Die eigentliche Stärke des Dramas ist sein Hauptdarsteller Matt Damon, intensiv, wie lange nicht. Mit vollem Kinnbart, Basecap und Sonnenbrille erkennt man ihn kaum. Bill Baker, ein wortkarger, gläubiger Redneck und überzeugter Waffenbesitzer. Seinen früheren Job auf den Erdölfeldern hat er verloren und der Alkohol war lange Zeit sein bester Freund. Als die Französin Virginie, die noch eine wichtige Rolle spielt, ihn fragt, ob er ein Trump-Wähler sei, antwortet er, dass er als Vorbestrafter nicht wählen darf.

Baker entschließt sich, selbst nach entlastenden Beweisen zu suchen. Gar nicht so einfach in einem Land mit einer fremden Kultur und einer Sprache, die er nicht spricht. Für einen Privatdetektiv fehlt ihm das Geld. Er recherchiert auf eigene Faust.

Parallel dazu entwickelt sich ganz sacht eine Liebesgeschichte zu der alleinerziehenden Französin Virginie (Camille Cottin), die für einige Tage mit ihrer Tochter Maya (Lilou Siauvaud) im selben Hotel wohnt. Sie bietet ihm ihre Hilfe an. Baker hat sich in den Kopf gesetzt, Akim zu finden, einen jungen Mann, der erzählt hat, eine Frau umgebracht zu haben und der in der Mordnacht mit Allison und ihrer Freundin gefeiert haben soll. Von ihm könnten die DNA-Spuren stammen, die die Polizei am Tatort gefunden hat. Damit begibt er sich in eine heillose Gefahr.

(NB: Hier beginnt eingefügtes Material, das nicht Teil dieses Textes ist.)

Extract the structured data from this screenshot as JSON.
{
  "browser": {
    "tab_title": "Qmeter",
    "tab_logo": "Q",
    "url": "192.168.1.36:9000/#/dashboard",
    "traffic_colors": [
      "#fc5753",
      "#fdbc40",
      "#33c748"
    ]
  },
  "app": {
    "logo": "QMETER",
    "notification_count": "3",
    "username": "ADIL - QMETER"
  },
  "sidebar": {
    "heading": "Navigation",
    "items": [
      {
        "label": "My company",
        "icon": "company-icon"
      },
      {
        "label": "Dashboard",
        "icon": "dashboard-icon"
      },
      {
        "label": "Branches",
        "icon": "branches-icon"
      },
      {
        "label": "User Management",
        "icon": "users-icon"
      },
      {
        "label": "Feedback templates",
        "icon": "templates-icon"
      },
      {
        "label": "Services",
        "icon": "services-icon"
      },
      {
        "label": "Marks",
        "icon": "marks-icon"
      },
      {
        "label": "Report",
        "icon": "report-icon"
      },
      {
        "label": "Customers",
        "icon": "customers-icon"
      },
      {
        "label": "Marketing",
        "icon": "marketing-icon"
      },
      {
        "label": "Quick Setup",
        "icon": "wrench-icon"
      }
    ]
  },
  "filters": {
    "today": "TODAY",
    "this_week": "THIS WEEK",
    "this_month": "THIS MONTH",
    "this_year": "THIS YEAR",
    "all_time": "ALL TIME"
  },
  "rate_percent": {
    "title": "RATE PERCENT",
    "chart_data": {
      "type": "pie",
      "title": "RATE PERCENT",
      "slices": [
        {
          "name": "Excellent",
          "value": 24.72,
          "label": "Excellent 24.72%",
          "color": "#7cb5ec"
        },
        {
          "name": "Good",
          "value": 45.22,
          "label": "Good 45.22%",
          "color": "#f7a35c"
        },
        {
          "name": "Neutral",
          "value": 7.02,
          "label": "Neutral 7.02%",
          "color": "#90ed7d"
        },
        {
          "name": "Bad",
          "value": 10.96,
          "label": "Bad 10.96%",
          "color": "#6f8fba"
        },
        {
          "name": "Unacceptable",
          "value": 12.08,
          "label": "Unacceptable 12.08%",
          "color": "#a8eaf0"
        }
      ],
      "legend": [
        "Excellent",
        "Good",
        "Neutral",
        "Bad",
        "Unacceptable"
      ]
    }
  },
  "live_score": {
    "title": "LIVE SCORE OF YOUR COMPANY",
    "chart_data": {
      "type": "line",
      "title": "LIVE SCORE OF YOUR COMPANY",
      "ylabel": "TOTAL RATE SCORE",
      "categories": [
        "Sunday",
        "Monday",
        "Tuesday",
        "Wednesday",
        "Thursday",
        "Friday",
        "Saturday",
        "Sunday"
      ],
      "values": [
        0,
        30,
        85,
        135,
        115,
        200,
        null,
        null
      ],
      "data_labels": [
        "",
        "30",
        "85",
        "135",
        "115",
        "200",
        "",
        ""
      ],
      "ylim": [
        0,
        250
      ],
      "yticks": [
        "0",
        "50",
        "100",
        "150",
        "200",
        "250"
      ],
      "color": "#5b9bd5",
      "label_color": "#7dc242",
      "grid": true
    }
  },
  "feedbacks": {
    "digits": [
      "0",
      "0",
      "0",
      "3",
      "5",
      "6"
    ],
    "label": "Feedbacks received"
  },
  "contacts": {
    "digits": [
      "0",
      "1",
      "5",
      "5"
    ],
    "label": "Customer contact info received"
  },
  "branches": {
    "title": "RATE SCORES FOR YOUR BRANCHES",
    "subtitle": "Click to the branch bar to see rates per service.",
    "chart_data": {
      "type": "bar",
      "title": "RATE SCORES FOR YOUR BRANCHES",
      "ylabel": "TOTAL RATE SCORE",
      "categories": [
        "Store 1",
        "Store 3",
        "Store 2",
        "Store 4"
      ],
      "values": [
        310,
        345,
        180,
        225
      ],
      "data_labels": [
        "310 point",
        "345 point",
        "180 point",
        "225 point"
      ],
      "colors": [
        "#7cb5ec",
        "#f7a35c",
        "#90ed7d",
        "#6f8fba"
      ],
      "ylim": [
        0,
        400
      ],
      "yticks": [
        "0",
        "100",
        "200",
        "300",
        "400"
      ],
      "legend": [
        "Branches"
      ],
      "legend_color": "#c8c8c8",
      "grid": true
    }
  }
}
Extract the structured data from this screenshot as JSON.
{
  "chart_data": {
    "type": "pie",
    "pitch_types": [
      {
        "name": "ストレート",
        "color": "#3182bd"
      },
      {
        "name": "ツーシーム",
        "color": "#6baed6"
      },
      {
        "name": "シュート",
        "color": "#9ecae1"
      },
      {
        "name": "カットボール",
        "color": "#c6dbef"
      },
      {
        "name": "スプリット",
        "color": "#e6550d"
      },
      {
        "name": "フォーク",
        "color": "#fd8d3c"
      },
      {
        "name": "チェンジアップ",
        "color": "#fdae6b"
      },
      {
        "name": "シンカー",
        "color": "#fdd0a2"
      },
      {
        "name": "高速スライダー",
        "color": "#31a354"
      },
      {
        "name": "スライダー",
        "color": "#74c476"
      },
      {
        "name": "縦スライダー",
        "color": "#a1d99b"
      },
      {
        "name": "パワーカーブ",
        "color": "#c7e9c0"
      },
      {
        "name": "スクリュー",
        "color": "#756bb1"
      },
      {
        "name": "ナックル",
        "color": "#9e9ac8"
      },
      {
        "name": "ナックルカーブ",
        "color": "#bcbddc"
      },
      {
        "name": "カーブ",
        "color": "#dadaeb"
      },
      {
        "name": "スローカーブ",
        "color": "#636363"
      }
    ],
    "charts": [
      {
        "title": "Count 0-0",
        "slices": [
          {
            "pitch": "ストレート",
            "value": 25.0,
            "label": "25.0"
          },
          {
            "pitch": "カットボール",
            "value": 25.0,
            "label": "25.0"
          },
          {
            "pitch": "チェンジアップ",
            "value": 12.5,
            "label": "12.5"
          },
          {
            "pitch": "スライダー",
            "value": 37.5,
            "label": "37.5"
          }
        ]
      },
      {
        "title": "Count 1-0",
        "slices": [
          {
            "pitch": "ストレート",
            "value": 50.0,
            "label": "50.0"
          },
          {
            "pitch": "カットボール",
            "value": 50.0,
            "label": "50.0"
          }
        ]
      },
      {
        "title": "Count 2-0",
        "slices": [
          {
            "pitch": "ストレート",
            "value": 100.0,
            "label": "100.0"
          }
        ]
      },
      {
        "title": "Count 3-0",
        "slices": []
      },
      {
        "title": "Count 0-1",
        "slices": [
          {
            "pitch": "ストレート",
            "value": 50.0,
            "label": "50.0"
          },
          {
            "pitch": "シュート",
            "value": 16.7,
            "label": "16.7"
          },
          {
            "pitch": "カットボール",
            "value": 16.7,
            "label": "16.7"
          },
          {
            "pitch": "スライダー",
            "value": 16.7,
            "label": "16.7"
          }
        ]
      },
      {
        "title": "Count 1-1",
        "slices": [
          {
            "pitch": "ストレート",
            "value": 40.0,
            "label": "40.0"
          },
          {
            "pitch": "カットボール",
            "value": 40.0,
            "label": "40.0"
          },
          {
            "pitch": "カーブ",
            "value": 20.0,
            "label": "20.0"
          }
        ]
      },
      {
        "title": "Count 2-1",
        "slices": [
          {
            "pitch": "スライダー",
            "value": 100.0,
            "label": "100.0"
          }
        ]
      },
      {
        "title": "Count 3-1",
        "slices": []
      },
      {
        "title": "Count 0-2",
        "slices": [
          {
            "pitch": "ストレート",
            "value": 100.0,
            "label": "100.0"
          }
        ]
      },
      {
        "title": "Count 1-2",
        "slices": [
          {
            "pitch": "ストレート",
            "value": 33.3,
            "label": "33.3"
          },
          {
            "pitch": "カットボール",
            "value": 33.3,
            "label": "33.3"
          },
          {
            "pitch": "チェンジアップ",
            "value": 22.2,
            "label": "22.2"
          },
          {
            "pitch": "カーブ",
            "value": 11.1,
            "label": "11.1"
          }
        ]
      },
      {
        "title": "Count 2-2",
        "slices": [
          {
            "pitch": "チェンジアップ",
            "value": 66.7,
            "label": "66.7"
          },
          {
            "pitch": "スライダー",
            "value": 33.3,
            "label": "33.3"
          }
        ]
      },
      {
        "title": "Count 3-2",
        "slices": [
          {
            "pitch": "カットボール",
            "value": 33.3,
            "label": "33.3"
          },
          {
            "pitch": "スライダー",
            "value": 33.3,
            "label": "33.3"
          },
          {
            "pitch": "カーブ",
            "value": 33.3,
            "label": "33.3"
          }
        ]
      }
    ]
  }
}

Seine Suche führt ihn in eine Gegend, wo man sich als weißer und dann noch amerikanischer Tourist, besser nicht sehen lassen sollte. Er wird zusammengeschlagen aber er hat Akim gefunden. In der Zwischenzeit hat Virginie ihm angeboten als Untermieter bei ihr einzuziehen. Er kümmert sich um ihre Tochter wenn sie Theaterproben hat. Sie hilft ihm bei Telefonaten, macht Übersetzungen für ihn, er revanchiert sich, indem er handwerkliche Arbeiten in der Wohnung erledigt. Außerdem hat er einen Job als Hilfsarbeiter auf dem Bau angenommen.

Allison will ihren Vater nicht mehr sehen. Als sie erfährt, dass er sich auf die Suche nach Akim gemacht hat und nicht die Polizei gerufen hat, schreit sie ihn wütend an: „Du versaust mir mein Leben nicht mehr. Du hast es mir schon als Kind genug versaut!“ - Maya ist glücklich. Sie sieht in Bill so etwas wie eine Vaterfigur. Fröhlich bringt sie ihm französische Vokabeln bei. Ganz langsam öffnet sich dieser entwurzelte Mensch, mit dem reglosen Gesicht, der um die Freiheit seiner Tochter kämpft, nicht nur weil er an ihre Unschuld glaubt, sondern um seine Versäumnisse aus der Vergangenheit wettzumachen. Auch gegenüber Virginie lockert er allmählich seinen Panzer. Seine ungelenken Umarmungen werden lockerer und weicher und er tanzt in der neuen, familiären Umgebung nach dem Song von Sammi Smith: „Yesterday is dead and tomorrow`s out of sight. And it`s sad to be alone. Help me make it through the night“. Auch betritt er zum ersten Mal ein Theater.

Er macht Maya eine große Freude indem er mit ihr zum Fußballspiel ins Stadion von Olympique Marseille geht. Dort spielt ihr Lieblingsverein. Das Stadion ist ausverkauft. Der Jubel ist groß. Da entdeckt Baker Akim. Mit Maya an der Hand, nimmt er die Verfolgung auf. Hoffentlich macht er jetzt keinen Fehler.

„Stillwater“, Krimi und Sozialdrama, lebt von Matt Damons schauspielerischer Leistung. Allein mit seiner Körpersprache füllt er diese Figur mit Verletzlichkeit, Trauer und der Hoffnung für sich und Allison endlich Frieden zu finden. Die subtilen Zwischentöne und unverhofften Wendungen geben dem Drama einen zusätzlichen Schliff.